Controls of the sounding points in space-based GPS/LEO meteorology

Abstract

GPS radio occultation technique has been developed resulting from remote sensing applications in planetary atmospheric limb sounding pioneered by JPL and Stanford University in 1960s. Since the launch of the experimental satellite MicroLab1 on April 3 1995, the primary results from this Low Earth orbiter (LEO) satellite demonstrated potential scientific values and practical significance of this innovation in GPS meteorology. For MicroLab1, the sounding locations on the Earth's surface were globally pseudo-randomly distributed, which is good for data assimilation in atmospheric and ionospheric research. As another strategy, as similar to mountain-based or airborne GPS receiver, sequential occultation footprints falling within adjacent regions of some specific points on the Earth's surface are expected in the following possible cases: comparing and cross-calibrating radio occultation data with other techniques, such as ground-based GPS, radiosonde and lindar; continuous monitoring of local atmospheric refractivity field and local hazardous weather within a specific time period.
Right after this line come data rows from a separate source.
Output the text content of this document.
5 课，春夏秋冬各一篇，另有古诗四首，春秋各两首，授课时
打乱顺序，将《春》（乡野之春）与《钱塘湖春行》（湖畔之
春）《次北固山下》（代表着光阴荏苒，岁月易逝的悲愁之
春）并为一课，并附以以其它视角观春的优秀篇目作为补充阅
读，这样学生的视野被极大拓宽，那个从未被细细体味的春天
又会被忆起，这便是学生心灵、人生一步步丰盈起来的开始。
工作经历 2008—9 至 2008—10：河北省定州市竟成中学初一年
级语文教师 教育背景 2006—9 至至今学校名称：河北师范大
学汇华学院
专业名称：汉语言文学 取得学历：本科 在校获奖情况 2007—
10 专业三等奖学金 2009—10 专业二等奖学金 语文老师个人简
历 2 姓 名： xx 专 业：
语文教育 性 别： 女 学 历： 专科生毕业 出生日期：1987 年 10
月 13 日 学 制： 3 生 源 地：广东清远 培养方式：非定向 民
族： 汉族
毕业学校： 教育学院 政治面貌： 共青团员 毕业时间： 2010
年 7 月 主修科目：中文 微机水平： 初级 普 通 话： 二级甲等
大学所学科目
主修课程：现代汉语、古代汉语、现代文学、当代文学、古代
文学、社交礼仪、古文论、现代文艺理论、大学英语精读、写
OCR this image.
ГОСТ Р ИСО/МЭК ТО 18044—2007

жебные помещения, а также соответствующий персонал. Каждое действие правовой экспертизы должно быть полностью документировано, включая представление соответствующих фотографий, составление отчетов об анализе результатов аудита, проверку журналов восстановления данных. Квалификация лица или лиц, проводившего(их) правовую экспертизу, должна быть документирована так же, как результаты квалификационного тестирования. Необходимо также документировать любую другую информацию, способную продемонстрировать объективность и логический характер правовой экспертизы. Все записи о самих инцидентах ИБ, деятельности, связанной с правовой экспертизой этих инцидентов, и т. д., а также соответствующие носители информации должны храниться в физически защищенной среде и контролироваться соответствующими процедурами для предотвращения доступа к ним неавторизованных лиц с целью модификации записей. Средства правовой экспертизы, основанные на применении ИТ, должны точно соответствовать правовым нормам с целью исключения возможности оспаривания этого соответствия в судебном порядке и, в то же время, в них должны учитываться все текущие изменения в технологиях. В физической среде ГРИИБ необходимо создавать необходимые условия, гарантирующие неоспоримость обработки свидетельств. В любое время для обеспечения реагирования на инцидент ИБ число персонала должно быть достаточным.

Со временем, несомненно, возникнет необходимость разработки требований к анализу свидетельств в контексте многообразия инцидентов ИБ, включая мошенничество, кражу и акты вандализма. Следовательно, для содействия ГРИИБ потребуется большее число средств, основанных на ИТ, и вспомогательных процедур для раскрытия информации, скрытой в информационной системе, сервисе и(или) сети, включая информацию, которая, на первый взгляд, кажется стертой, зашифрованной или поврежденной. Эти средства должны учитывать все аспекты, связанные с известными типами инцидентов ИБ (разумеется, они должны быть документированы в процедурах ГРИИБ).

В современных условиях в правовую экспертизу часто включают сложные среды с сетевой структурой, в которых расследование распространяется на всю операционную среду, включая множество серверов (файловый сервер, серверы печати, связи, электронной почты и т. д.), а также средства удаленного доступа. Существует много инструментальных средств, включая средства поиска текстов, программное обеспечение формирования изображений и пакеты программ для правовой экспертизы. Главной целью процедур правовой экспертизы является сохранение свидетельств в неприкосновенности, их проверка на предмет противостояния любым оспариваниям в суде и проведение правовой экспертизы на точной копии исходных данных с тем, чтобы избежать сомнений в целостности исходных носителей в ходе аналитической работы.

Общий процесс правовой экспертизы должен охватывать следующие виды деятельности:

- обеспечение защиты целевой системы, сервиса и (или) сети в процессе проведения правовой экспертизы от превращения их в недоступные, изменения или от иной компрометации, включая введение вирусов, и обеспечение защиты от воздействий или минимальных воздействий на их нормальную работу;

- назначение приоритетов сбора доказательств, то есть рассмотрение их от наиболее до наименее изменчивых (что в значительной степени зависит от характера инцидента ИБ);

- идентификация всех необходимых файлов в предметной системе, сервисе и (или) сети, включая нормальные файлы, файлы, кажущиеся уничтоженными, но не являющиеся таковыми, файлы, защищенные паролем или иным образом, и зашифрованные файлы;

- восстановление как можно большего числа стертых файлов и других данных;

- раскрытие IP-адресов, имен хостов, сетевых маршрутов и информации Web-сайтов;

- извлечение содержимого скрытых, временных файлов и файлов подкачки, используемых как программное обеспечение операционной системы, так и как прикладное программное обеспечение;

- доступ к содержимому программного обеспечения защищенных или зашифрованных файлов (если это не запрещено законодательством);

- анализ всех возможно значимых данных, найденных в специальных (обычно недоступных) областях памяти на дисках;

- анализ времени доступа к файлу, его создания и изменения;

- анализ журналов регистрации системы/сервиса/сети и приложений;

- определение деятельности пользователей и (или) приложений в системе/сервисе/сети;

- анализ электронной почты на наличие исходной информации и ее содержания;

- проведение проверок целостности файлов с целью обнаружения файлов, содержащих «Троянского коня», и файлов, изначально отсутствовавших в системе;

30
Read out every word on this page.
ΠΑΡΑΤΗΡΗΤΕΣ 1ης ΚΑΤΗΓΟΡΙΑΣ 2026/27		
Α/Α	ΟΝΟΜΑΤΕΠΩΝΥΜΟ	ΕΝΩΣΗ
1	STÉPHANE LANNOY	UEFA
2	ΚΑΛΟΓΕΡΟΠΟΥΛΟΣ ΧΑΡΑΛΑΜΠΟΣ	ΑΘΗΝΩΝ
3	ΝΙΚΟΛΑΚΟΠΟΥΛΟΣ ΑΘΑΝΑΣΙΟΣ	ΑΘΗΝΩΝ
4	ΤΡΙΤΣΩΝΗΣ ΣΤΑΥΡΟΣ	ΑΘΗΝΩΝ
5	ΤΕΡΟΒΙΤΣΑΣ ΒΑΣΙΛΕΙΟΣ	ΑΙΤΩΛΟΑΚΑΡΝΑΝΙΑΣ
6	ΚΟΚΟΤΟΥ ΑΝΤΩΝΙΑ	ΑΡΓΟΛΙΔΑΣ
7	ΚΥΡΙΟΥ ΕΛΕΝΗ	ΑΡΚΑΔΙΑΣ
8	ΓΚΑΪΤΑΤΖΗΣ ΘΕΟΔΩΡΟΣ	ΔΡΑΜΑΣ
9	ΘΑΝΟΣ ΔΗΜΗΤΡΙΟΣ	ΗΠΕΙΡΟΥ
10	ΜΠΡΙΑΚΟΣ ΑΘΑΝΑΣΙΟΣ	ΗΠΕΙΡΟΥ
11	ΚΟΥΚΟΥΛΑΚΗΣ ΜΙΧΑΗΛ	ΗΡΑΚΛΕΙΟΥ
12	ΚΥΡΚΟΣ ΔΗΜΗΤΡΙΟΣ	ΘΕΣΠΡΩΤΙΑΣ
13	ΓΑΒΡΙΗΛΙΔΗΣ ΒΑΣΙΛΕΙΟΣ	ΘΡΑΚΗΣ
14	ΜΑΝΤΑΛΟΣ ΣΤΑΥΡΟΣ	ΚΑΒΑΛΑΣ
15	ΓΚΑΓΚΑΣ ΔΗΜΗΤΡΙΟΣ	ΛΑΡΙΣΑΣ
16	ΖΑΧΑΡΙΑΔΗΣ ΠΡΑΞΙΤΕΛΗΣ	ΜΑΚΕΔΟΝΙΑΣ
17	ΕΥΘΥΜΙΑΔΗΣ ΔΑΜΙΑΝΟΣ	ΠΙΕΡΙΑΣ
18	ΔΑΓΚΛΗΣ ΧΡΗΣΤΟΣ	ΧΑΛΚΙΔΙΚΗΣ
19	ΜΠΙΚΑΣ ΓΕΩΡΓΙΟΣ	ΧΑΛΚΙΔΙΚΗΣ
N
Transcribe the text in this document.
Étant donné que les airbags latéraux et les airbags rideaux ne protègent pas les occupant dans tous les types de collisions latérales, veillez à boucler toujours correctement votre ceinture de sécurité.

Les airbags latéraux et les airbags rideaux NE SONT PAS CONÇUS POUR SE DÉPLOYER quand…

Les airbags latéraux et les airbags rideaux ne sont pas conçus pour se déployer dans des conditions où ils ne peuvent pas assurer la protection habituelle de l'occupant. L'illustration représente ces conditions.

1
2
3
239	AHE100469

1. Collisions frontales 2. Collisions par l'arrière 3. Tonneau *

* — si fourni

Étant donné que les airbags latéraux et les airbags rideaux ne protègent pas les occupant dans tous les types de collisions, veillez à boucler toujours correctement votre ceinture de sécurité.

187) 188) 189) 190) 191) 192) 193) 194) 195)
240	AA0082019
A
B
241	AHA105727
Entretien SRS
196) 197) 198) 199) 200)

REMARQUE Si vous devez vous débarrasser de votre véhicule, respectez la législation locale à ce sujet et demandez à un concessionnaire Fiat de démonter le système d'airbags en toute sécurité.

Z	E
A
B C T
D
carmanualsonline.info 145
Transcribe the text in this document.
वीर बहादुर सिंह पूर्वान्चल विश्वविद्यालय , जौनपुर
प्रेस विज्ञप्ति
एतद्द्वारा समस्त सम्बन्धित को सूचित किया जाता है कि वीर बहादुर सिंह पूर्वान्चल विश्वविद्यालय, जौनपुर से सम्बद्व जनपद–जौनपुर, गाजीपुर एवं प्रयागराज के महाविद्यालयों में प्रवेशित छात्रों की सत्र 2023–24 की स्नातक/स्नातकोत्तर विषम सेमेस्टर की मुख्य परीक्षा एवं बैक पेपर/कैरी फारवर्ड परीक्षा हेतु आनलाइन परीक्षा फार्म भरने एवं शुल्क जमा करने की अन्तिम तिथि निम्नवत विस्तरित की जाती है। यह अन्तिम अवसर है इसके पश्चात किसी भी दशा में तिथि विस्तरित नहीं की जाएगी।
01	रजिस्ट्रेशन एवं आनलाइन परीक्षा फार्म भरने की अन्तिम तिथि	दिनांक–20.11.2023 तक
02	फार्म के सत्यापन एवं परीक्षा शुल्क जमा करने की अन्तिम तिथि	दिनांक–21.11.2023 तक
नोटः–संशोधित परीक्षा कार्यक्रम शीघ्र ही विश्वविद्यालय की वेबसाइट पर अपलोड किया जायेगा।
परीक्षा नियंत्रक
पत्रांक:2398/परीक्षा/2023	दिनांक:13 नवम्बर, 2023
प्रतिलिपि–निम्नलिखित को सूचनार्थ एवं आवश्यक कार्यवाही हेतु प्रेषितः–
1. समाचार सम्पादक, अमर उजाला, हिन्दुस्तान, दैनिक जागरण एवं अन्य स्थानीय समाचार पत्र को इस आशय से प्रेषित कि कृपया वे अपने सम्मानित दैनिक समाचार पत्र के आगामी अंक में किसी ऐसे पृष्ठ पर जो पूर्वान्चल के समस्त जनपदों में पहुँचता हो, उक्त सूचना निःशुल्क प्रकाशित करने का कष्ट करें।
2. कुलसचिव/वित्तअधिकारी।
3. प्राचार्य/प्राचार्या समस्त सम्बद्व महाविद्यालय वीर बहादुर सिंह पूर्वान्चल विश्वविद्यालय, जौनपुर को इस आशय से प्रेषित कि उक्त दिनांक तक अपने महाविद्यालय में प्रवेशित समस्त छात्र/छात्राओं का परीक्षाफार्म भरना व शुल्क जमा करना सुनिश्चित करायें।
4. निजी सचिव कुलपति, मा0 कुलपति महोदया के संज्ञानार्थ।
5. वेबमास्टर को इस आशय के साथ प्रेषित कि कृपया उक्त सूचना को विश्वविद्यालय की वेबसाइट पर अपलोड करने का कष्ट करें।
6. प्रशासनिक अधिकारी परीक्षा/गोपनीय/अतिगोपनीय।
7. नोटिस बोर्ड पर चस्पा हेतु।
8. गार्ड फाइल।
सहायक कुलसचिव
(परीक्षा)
In this paper, we discuss a possibility to get sequential atmospheric profiles near a specific ground location by optimally designing a LEO satellite orbit. This may have potential benefits in the applications of GPS/LEO occultation technique to atmospheric science, improving numerical weather prediction with data assimilation, and the monitoring of hazardous weather and atmospheric refractivity field. Such an orbit design of LEO satellite would influence future GPS launch plan, and would influence the design of new generation of LEO satellite.